Il faudrait en discuter avec des toxicologues. Personnellement, je pense qu’il peut être tout aussi grave. Il est précisé que le site incendié cette fois-ci n’était pas classé Seveso**, comme celui de Lubrizol. Avec cette idée, derrière, que ça serait donc moins grave. Mais ce n’est pas la catégorie d’un site qui détermine la dangerosité d’un incendie. Il faut regarder dans le détail la nature des substances qui ont brûlé, mais aussi prendre en compte l’heure à laquelle cela s’est produit. L’incendie de Lubrizol s’est principalement déroulé la nuit. Lundi, l’incendie a commencé dès 16h30, soit au moment même où les gens sont dans la rue, vont chercher leurs enfants à l’école, commencent à sortir du travail. On peut supposer que bien plus de Rouennais ont été exposés au nuage de fumée. Par ailleurs, l’incendie n’est pas encore tout à fait éteint. C’est toute la subtilité des mots utilisés par la préfecture qui fait tout pour cacher que ça brûle encore ce mardi. Elle dit l’incendie « circonscrit ». Cela veut dire qu’il n’est plus censé sortir d’un périmètre où l’on est parvenu à le limiter. Mais il n’est pas encore éteint et peut toujours repartir. A minuit, la nuit dernière, la préfecture disait déjà que le feu était circonscrit, avant qu’un troisième entrepôt flambe à 3 heures. Quoi qu’il en soit, il ne faudra pas en rester là sur ce nouvel accident industriel. Certes, la préfecture précise que les mesures et analyses complémentaires vont se poursuivre. Il faut espérer que les autorités iront jusqu’à mener une étude épidémiologique suivant, sur le temps long, la santé des riverains.

En septembre 2020, le gouvernement avait fait une série d’annonces pour renforcer la gestion des risques industriels, pour retenir justement les leçons de Lubrizol. A-t-on avancé depuis ?

Pas vraiment. Il y a toujours vingt incendies qui se déclarent chaque jour dans des usines en France. L’un des objectifs annoncés à l’époque était d’augmenter de 50 % les inspections annuelles des 500.000 installations classées pour la protection de l’environnement (ICPE)*** françaises. Pour ce faire, le gouvernement avait annoncé 50 inspecteurs supplémentaires d’ici la fin du quinquennat.
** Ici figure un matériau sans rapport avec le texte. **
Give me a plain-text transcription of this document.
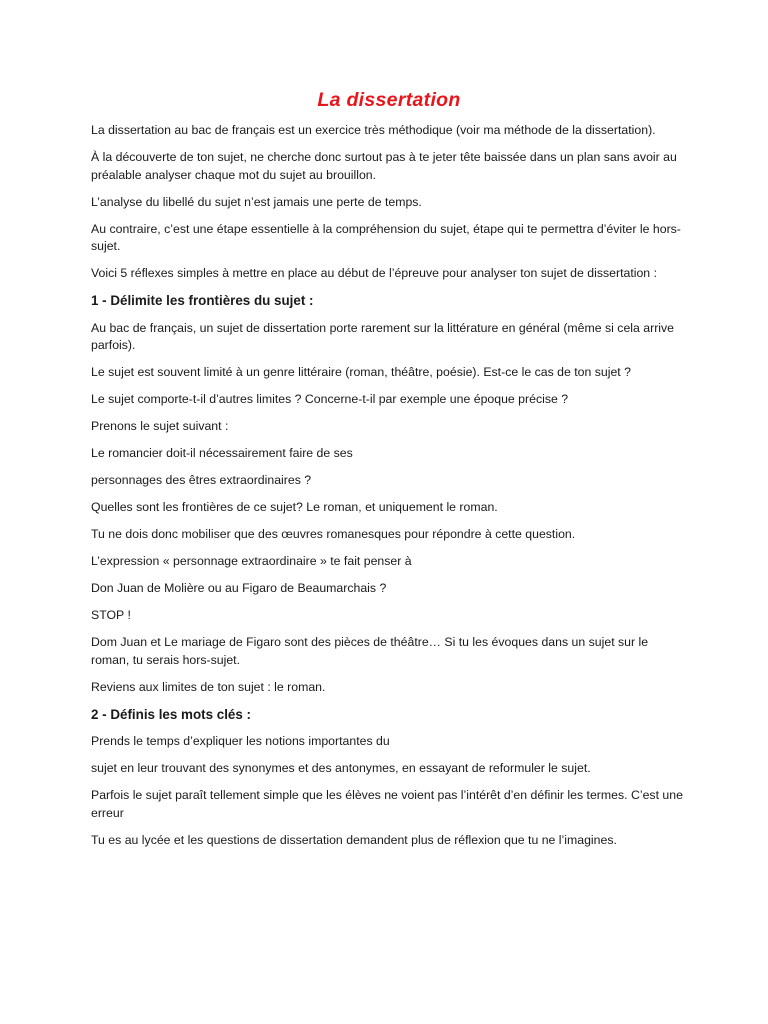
La dissertation

La dissertation au bac de français est un exercice très méthodique (voir ma méthode de la dissertation).

À la découverte de ton sujet, ne cherche donc surtout pas à te jeter tête baissée dans un plan sans avoir au préalable analyser chaque mot du sujet au brouillon.

L’analyse du libellé du sujet n’est jamais une perte de temps.

Au contraire, c’est une étape essentielle à la compréhension du sujet, étape qui te permettra d’éviter le hors-sujet.

Voici 5 réflexes simples à mettre en place au début de l’épreuve pour analyser ton sujet de dissertation :

1 - Délimite les frontières du sujet :

Au bac de français, un sujet de dissertation porte rarement sur la littérature en général (même si cela arrive parfois).

Le sujet est souvent limité à un genre littéraire (roman, théâtre, poésie). Est-ce le cas de ton sujet ?

Le sujet comporte-t-il d’autres limites ? Concerne-t-il par exemple une époque précise ?

Prenons le sujet suivant :

Le romancier doit-il nécessairement faire de ses

personnages des êtres extraordinaires ?

Quelles sont les frontières de ce sujet? Le roman, et uniquement le roman.

Tu ne dois donc mobiliser que des œuvres romanesques pour répondre à cette question.

L’expression « personnage extraordinaire » te fait penser à

Don Juan de Molière ou au Figaro de Beaumarchais ?

STOP !

Dom Juan et Le mariage de Figaro sont des pièces de théâtre… Si tu les évoques dans un sujet sur le roman, tu serais hors-sujet.

Reviens aux limites de ton sujet : le roman.

2 - Définis les mots clés :

Prends le temps d’expliquer les notions importantes du

sujet en leur trouvant des synonymes et des antonymes, en essayant de reformuler le sujet.

Parfois le sujet paraît tellement simple que les élèves ne voient pas l’intérêt d’en définir les termes. C’est une erreur

Tu es au lycée et les questions de dissertation demandent plus de réflexion que tu ne l’imagines.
Une enquête de Libération, pour les trois ans de Lubrizol, a montré que l’effectif global de ces agents n’a fait que décliner depuis cette catastrophe, en contradiction avec le projet annoncé. Pour autant, le nombre d’inspections a un peu augmenté, mais elles sont alors moins approfondies.
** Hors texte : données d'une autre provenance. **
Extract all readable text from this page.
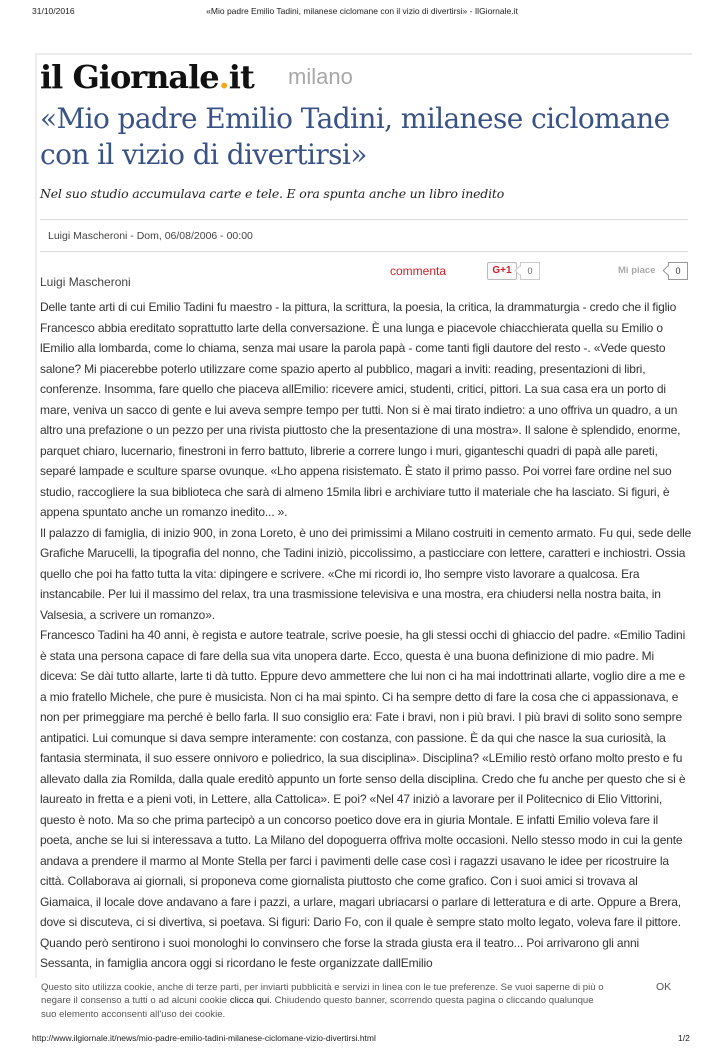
31/10/2016	«Mio padre Emilio Tadini, milanese ciclomane con il vizio di divertirsi» - IlGiornale.it
il Giornale.it milano
«Mio padre Emilio Tadini, milanese ciclomane con il vizio di divertirsi»
Nel suo studio accumulava carte e tele. E ora spunta anche un libro inedito
Luigi Mascheroni - Dom, 06/08/2006 - 00:00
Luigi Mascheroni
commenta	G+1	0	Mi piace	0

Delle tante arti di cui Emilio Tadini fu maestro - la pittura, la scrittura, la poesia, la critica, la drammaturgia - credo che il figlio Francesco abbia ereditato soprattutto larte della conversazione. È una lunga e piacevole chiacchierata quella su Emilio o lEmilio alla lombarda, come lo chiama, senza mai usare la parola papà - come tanti figli dautore del resto -. «Vede questo salone? Mi piacerebbe poterlo utilizzare come spazio aperto al pubblico, magari a inviti: reading, presentazioni di libri, conferenze. Insomma, fare quello che piaceva allEmilio: ricevere amici, studenti, critici, pittori. La sua casa era un porto di mare, veniva un sacco di gente e lui aveva sempre tempo per tutti. Non si è mai tirato indietro: a uno offriva un quadro, a un altro una prefazione o un pezzo per una rivista piuttosto che la presentazione di una mostra». Il salone è splendido, enorme, parquet chiaro, lucernario, finestroni in ferro battuto, librerie a correre lungo i muri, giganteschi quadri di papà alle pareti, separé lampade e sculture sparse ovunque. «Lho appena risistemato. È stato il primo passo. Poi vorrei fare ordine nel suo studio, raccogliere la sua biblioteca che sarà di almeno 15mila libri e archiviare tutto il materiale che ha lasciato. Si figuri, è appena spuntato anche un romanzo inedito... ».

Il palazzo di famiglia, di inizio 900, in zona Loreto, è uno dei primissimi a Milano costruiti in cemento armato. Fu qui, sede delle Grafiche Marucelli, la tipografia del nonno, che Tadini iniziò, piccolissimo, a pasticciare con lettere, caratteri e inchiostri. Ossia quello che poi ha fatto tutta la vita: dipingere e scrivere. «Che mi ricordi io, lho sempre visto lavorare a qualcosa. Era instancabile. Per lui il massimo del relax, tra una trasmissione televisiva e una mostra, era chiudersi nella nostra baita, in Valsesia, a scrivere un romanzo».

Francesco Tadini ha 40 anni, è regista e autore teatrale, scrive poesie, ha gli stessi occhi di ghiaccio del padre. «Emilio Tadini è stata una persona capace di fare della sua vita unopera darte. Ecco, questa è una buona definizione di mio padre. Mi diceva: Se dài tutto allarte, larte ti dà tutto. Eppure devo ammettere che lui non ci ha mai indottrinati allarte, voglio dire a me e a mio fratello Michele, che pure è musicista. Non ci ha mai spinto. Ci ha sempre detto di fare la cosa che ci appassionava, e non per primeggiare ma perché è bello farla. Il suo consiglio era: Fate i bravi, non i più bravi. I più bravi di solito sono sempre antipatici. Lui comunque si dava sempre interamente: con costanza, con passione. È da qui che nasce la sua curiosità, la fantasia sterminata, il suo essere onnivoro e poliedrico, la sua disciplina». Disciplina? «LEmilio restò orfano molto presto e fu allevato dalla zia Romilda, dalla quale ereditò appunto un forte senso della disciplina. Credo che fu anche per questo che si è laureato in fretta e a pieni voti, in Lettere, alla Cattolica». E poi? «Nel 47 iniziò a lavorare per il Politecnico di Elio Vittorini, questo è noto. Ma so che prima partecipò a un concorso poetico dove era in giuria Montale. E infatti Emilio voleva fare il poeta, anche se lui si interessava a tutto. La Milano del dopoguerra offriva molte occasioni. Nello stesso modo in cui la gente andava a prendere il marmo al Monte Stella per farci i pavimenti delle case così i ragazzi usavano le idee per ricostruire la città. Collaborava ai giornali, si proponeva come giornalista piuttosto che come grafico. Con i suoi amici si trovava al Giamaica, il locale dove andavano a fare i pazzi, a urlare, magari ubriacarsi o parlare di letteratura e di arte. Oppure a Brera, dove si discuteva, ci si divertiva, si poetava. Si figuri: Dario Fo, con il quale è sempre stato molto legato, voleva fare il pittore. Quando però sentirono i suoi monologhi lo convinsero che forse la strada giusta era il teatro... Poi arrivarono gli anni Sessanta, in famiglia ancora oggi si ricordano le feste organizzate dallEmilio

Questo sito utilizza cookie, anche di terze parti, per inviarti pubblicità e servizi in linea con le tue preferenze. Se vuoi saperne di più o negare il consenso a tutti o ad alcuni cookie clicca qui. Chiudendo questo banner, scorrendo questa pagina o cliccando qualunque suo elemento acconsenti all'uso dei cookie.
OK
http://www.ilgiornale.it/news/mio-padre-emilio-tadini-milanese-ciclomane-vizio-divertirsi.html	1/2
L’incendie de Lubrizol avait aussi montré la faiblesse des systèmes d’alerte de la population lors d’un accident industriel et avait poussé à la mise en place du dispositif FR-Alert [système d’alerte par SMS doublé d’une sonnerie stridente qui vous informe sur la conduite à tenir]. Ce nouvel incendie a montré qu’on n’était toujours pas au point sur cette culture du risque. Lundi soir, la préfecture a estimé qu’il n’y avait pas lieu de déclencher FR-Alert. Dans le même temps, sur Facebook, des communes alentour [comme Orival] ont invité leurs habitants à rester confinés, à fermer les fenêtres et à ne sortir sous aucun prétexte. Une belle cacophonie. Surtout, la décision de la préfecture de n’instaure aucune restriction d’activités et de laisser les écoles ouvertes questionne. Le cadre réglementaire et la prudence réclamaient de telles mesures. On a confiné massivement les Français pendant la pandémie de Covid, mais on ne le fait pas ponctuellement sur un incendie de cette ampleur, au moins le temps de l’éteindre complètement ? La création d’une autorité de sureté indépendante pour piloter la gestion de crise semble nécessaire.

*Des conditions inhabituelles ou abusives d’utilisation (surcharge, court-circuit, présence d’une source de chaleur extérieure…) peuvent être à l’origine d’un phénomène d’emballement thermique capable de générer des fuites de cet électrolyte liquide et un dégagement de composés dangereux pour la santé, précise l’IRSN dans une fiche consacrée aux batteries lithium-ion. Comme le monoxyde de carbone, le dioxyde de carbone, le fluorure d’hydrogène, le chlorure d’hydrogène, le formaldéhyde, le fluorurede phosphoryle, le benzène, le styrène… »

** Ces sites présentent des risques majeurs d’accidents et nécessitant d’y maintenir un haut niveau de prévention. 1.312 sites sont classés ainsi en France, dont 705 en seuil haut.

*** Des usines, des fermes, des entrepôts classés ainsi parce qu’ils présentent des risques d’incendie, d’explosion ou de pollution.